Barnard bolsters this central friendship and subsequent unwitting rivalry with myriad background details to flesh out their world and expose how dire circumstances are. There’s Arbor’s brother selling his Ritalin pills to leave the youngster unable to cope with his affliction while leading himself towards jail or death when the crime can no longer support the habit; the boys’ mother Shelly (Rebecca Manley) struggling as a single mom powerless to help their rapid descent into chaos; the ridicule and bigoted remarks launched towards Swifty and his parents (Steve Evets and Siobhan Finneran) from kids and adults alike; the dangers inherent with stealing metal in a derelict industrial town riddled with live wires; and the unavoidable disintegration of youth when kids are forced to take on much more than they can or should ever handle.

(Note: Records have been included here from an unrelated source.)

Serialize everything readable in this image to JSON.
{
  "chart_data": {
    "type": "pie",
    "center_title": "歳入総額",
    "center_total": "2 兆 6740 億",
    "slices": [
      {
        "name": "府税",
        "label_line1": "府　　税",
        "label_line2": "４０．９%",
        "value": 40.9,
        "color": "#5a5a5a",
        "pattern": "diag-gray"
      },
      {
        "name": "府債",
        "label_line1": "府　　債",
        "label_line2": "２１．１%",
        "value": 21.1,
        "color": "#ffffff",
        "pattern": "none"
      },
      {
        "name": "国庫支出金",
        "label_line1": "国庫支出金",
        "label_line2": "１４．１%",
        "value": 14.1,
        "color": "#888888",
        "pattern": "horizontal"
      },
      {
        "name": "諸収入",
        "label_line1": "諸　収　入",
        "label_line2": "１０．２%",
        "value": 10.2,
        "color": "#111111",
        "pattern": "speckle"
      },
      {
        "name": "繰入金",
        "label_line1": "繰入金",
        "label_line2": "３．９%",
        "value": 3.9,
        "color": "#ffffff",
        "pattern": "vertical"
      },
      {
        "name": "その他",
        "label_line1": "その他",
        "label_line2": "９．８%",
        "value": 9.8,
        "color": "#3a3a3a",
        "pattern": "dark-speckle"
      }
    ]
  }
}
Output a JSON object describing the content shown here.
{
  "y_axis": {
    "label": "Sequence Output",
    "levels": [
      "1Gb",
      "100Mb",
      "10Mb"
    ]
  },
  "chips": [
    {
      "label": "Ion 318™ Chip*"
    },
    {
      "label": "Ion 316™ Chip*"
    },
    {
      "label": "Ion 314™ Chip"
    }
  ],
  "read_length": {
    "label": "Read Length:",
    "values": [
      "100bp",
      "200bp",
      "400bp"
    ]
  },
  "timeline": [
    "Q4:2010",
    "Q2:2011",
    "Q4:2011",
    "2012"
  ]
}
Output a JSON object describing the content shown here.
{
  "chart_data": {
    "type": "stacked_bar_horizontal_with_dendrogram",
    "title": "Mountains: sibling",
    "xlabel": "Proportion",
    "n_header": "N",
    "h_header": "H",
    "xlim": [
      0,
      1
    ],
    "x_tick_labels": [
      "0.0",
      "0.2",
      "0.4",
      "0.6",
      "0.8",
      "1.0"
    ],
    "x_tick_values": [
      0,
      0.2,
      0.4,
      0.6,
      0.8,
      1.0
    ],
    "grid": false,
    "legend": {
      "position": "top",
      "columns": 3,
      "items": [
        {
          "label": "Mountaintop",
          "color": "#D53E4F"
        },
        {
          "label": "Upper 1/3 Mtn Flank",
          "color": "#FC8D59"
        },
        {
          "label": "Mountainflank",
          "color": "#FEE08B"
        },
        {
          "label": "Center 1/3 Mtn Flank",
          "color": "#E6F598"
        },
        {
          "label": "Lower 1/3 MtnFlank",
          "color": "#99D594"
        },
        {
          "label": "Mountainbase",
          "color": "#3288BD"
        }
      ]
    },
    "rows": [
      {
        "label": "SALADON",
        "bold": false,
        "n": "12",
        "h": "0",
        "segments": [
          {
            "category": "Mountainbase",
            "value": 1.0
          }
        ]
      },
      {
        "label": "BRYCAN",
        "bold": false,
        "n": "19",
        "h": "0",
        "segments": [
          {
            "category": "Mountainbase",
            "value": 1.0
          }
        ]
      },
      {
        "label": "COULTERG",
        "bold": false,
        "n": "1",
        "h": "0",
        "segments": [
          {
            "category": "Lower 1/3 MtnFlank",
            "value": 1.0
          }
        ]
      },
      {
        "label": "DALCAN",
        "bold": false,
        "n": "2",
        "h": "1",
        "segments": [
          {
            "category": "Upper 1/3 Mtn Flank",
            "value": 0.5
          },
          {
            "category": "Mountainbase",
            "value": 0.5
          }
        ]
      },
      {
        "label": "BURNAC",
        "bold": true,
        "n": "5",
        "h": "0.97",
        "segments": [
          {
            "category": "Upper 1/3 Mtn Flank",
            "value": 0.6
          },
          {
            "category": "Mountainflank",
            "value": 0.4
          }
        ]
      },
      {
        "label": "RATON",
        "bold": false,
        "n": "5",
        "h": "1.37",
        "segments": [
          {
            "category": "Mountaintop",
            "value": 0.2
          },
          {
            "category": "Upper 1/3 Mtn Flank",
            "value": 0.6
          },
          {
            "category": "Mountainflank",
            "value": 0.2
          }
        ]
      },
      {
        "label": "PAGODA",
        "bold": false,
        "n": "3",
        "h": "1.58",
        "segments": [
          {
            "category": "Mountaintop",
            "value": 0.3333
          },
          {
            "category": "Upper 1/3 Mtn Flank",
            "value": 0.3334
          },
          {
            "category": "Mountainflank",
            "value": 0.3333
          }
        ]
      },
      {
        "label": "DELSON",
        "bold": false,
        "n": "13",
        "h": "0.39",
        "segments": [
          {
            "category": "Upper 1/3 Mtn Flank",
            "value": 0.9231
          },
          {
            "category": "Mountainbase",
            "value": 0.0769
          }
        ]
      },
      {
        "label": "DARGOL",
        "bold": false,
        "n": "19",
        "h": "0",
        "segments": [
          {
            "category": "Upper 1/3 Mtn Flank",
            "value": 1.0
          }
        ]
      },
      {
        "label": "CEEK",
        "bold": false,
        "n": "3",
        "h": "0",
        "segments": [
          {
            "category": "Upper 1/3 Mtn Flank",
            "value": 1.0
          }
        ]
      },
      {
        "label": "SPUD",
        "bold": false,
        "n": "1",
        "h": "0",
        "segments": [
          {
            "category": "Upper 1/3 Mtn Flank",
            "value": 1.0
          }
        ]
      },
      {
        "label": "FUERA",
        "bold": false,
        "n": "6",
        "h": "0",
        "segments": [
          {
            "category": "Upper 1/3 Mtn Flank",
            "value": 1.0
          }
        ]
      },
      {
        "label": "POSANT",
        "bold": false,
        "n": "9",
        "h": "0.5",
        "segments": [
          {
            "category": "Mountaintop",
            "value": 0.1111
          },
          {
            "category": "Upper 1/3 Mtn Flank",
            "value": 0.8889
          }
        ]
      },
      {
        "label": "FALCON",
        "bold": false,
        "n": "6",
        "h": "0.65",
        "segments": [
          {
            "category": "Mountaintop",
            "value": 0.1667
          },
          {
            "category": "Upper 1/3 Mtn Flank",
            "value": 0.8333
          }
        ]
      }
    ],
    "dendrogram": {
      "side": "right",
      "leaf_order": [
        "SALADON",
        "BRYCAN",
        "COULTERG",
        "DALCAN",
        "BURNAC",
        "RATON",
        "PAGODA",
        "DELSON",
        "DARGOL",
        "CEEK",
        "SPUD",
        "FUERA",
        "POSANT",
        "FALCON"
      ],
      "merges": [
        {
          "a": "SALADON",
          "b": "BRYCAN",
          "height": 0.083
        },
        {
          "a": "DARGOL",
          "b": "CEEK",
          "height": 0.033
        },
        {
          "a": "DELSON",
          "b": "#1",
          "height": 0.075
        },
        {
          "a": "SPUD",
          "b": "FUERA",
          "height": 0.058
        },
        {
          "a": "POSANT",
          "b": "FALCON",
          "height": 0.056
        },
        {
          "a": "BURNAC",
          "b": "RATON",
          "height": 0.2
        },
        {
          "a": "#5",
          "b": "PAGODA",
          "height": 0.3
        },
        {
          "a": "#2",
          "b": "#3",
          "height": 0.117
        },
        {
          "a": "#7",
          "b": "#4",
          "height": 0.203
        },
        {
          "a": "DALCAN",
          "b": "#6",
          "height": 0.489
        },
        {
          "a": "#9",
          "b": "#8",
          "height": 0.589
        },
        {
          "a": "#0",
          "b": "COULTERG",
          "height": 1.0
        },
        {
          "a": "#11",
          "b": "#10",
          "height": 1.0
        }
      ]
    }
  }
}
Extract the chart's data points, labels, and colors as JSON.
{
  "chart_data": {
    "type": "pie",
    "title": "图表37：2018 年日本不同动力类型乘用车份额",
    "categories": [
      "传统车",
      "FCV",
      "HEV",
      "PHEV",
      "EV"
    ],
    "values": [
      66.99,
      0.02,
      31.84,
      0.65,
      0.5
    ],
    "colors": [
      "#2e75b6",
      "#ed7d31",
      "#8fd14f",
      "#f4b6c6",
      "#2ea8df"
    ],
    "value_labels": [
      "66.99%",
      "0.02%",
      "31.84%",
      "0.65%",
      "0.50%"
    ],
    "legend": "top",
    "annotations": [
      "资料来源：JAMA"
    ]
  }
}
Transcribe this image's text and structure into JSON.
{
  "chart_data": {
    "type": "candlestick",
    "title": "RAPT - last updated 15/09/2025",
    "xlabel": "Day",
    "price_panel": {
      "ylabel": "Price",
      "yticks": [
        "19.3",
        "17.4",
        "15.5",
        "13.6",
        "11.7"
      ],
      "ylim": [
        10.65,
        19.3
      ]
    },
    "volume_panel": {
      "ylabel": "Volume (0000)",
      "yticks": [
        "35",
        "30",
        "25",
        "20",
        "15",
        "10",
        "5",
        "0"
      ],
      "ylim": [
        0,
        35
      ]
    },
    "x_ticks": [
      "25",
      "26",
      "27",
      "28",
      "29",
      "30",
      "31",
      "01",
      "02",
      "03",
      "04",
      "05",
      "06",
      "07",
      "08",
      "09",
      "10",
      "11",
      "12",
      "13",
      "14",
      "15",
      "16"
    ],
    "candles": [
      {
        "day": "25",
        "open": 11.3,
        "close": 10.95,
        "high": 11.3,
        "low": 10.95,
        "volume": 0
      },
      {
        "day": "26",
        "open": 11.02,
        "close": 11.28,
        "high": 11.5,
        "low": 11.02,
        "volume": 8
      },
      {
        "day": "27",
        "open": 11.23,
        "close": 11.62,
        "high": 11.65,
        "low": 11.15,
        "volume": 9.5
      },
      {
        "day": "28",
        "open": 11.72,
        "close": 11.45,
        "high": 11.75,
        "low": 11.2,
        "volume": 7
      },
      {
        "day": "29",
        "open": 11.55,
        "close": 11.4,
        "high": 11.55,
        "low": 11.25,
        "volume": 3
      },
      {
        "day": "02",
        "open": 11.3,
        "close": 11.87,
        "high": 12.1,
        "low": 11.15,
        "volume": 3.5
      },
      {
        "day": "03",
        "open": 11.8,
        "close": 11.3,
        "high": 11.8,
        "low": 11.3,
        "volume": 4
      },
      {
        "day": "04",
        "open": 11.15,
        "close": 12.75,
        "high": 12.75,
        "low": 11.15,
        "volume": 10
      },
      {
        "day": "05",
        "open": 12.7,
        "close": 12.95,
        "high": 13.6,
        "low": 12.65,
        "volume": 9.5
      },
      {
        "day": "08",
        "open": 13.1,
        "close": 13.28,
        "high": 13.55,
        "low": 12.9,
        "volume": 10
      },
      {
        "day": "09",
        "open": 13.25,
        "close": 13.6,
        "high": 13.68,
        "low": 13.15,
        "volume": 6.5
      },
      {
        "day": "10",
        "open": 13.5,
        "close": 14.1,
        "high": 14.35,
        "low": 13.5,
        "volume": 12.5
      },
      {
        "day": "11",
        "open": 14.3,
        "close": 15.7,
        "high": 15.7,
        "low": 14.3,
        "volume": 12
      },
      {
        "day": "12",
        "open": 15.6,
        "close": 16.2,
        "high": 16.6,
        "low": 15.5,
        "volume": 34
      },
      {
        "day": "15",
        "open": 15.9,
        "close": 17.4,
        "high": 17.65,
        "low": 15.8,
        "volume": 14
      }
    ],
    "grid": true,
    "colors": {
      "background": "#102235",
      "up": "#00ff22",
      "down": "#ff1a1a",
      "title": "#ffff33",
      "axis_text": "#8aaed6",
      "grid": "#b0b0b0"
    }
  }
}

Comparisons to Oliver Twist in the press notes are spot-on as we watch Kitten use these boys for financial gain, stringing them along with the promise of survival as their dark and unyielding way of life finds itself all too willing to pretend they’re involved in a symbiotic relationship with only the police as adversaries. They don’t yet see how much worse their fates will be at their own hands once hubris exposes mortality and selfish desires cloud judgments until the want for control leaves them desperately alone. Isolation is Arbor’s biggest fear—something he’s never had to face with Swifty by his side as each other’s only friend. But as Swifty finds purpose with Kitten and Arbor’s greed has him teetering on the edge of a lifestyle he’s simply too young to understand, you must wonder who the real villain is.

Is it Kitten’s guilt-less utilization of under-age urchins, Arbor’s hunger for power to get back at those who’ve dismissed him his entire life, or the environment failing them until these children can no longer avoid adult responsibilities from falling on their shoulders? Barnard gives each character a hidden conscience put aside for a survivor’s mentality before the consequences of such thinking make it impossible to pretend morality isn’t paramount. Thomas’ Swifty’s innocence exposes this complexity in both Gilder’s Kitten and Chapman’s Arbor as the light of optimism they’d both do anything to keep for their own personal salvations. Pushing and pulling him to his breaking point, Swifty never wavers in his obedience or love. Instead they only end up breaking themselves—the tragic realization neither could return the favor becoming all they have left by the end.